Albemarle extracts lithium from underground brine deposits at this site in Silver Peak, Nevada. Credit: Albemarle

Albemarle Corp. has earmarked almost all the proceeds from a $1.5 billion equity offering to expand its lithium capacity as the global battery boom gathers momentum.

Already the world’s biggest lithium supplier, the Charlotte, North Carolina-based company will allocate about 90%, or $1.35 billion, of a bigger-than-planned capital raise to expand operations in Chile and Australia and processing plants in China, Chief Executive Officer Kent Masters said.

Producers of the key ingredient in rechargeable batteries are starting to ramp up amid signs the market is finally recovering from a glut.
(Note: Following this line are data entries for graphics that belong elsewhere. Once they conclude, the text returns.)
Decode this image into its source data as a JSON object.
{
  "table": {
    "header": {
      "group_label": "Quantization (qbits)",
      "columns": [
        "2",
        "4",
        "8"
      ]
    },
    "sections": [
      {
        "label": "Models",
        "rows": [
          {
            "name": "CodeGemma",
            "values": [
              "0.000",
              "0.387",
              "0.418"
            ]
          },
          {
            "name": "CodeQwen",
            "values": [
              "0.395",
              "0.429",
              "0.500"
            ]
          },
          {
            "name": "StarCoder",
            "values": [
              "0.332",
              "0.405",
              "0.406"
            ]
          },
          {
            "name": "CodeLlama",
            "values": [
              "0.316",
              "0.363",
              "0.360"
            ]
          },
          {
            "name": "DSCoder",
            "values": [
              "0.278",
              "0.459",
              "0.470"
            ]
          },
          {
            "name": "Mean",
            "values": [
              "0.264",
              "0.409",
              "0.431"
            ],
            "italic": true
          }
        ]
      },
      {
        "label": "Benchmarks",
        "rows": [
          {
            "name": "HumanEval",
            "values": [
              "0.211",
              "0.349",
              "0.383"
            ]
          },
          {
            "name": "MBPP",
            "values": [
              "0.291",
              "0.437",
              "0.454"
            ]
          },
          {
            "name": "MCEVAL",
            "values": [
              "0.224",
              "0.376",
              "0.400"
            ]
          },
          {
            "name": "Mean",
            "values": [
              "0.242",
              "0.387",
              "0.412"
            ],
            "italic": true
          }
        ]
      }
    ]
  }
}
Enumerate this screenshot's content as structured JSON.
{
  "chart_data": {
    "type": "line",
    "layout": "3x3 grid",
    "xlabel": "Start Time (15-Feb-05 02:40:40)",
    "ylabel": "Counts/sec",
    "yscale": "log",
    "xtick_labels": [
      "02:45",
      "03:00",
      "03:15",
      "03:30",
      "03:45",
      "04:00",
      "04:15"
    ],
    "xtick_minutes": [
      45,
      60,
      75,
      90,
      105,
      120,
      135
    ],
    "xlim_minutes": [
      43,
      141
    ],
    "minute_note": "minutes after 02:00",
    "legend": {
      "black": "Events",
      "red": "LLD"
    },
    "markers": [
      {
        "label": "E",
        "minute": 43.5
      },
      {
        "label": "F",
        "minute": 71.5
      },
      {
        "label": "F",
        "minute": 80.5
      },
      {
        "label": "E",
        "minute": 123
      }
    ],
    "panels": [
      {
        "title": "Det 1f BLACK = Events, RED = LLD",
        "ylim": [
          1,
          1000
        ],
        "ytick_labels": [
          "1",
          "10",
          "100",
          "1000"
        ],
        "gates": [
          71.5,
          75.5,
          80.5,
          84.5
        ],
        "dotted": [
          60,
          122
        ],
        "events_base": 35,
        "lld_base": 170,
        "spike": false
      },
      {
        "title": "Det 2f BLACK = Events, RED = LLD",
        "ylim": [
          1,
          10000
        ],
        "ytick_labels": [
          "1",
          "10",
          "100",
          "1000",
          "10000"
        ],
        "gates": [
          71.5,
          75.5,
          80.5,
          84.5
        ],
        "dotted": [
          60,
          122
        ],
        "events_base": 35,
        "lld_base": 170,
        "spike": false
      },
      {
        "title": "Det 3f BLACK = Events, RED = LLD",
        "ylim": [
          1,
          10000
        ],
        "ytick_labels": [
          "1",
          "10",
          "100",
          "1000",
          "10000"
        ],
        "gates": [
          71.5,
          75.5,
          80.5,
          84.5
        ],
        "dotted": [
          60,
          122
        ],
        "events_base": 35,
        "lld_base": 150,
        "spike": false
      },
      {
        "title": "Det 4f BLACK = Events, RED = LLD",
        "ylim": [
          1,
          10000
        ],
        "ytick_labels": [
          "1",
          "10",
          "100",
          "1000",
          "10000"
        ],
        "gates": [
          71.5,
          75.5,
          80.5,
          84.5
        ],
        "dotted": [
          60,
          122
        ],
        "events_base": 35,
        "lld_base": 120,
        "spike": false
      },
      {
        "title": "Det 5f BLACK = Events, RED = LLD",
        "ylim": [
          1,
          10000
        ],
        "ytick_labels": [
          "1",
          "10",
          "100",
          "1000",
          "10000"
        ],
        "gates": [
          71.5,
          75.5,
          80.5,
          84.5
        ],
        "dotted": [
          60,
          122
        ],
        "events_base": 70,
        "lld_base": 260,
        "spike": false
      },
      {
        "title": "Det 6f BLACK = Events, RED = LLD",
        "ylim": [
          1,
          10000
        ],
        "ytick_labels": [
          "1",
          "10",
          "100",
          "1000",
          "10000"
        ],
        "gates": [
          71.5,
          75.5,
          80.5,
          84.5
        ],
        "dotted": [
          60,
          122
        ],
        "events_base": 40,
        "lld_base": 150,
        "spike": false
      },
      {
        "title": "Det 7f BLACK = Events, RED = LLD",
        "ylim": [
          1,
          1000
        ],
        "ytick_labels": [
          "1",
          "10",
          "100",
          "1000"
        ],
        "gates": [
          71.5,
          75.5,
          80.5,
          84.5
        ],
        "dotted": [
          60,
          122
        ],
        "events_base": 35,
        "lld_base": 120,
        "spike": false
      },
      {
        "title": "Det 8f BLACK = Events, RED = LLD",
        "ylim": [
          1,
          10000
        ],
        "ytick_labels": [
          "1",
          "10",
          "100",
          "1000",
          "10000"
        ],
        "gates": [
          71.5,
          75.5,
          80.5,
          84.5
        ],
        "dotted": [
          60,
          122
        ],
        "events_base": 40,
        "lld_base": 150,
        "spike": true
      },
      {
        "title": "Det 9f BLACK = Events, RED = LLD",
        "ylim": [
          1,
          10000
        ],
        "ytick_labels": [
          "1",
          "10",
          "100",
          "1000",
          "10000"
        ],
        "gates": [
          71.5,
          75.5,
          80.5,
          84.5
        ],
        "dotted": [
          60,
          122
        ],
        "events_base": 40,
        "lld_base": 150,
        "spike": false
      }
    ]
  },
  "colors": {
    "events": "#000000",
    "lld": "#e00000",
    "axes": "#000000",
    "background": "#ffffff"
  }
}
Chinese spot prices of the soft, slivery white metal have rebounded this year as a wave of green-vehicle targeting boosts demand prospects. Ford Motor Co. announced last week that its passenger-vehicle range will be all-electric in Europe by 2030. General Motors Co. plans to sell only zero-emission models by 2035.

“It’s difficult to predict, but we’re pretty confident that demand will outstrip supply as we get to the end of the year,” Masters said in an interview.

BloombergNEF expects supply of lithium hydroxide, or battery grade lithium, to be tight this year and prices to rise along with battery consumption. It also expects lithium demand to grow almost eight-fold by 2030 from last year’s levels. Albemarle lifted its demand forecast by 14%, and now expects it to exceed 1.1 million tons by 2025 from about 300,000 tons now.

The electric-vehicle proclamations by manufacturers combined with existing favorable subsidies and regulations in Europe and China mean “the demand side is very encouraging,” said Eric Norris, Albemarle’s head of lithium.

The company, which also has bromine and catalyst operations, plans to spend the money from the capital increase in the next three to four years to bring on 150,000 tons of Lithium Carbonate Equivalent capacity, mostly around conversion assets and mainly for hydroxide.

Mined lithium has to be converted into chemicals before being able to make battery cathodes. Building and expanding in-house chemical conversion capacity can lower costs and reduce carbon emissions by eliminating the need for transporting bulk raw materials, according to BloombergNEF analyst Allan Ray Restauro.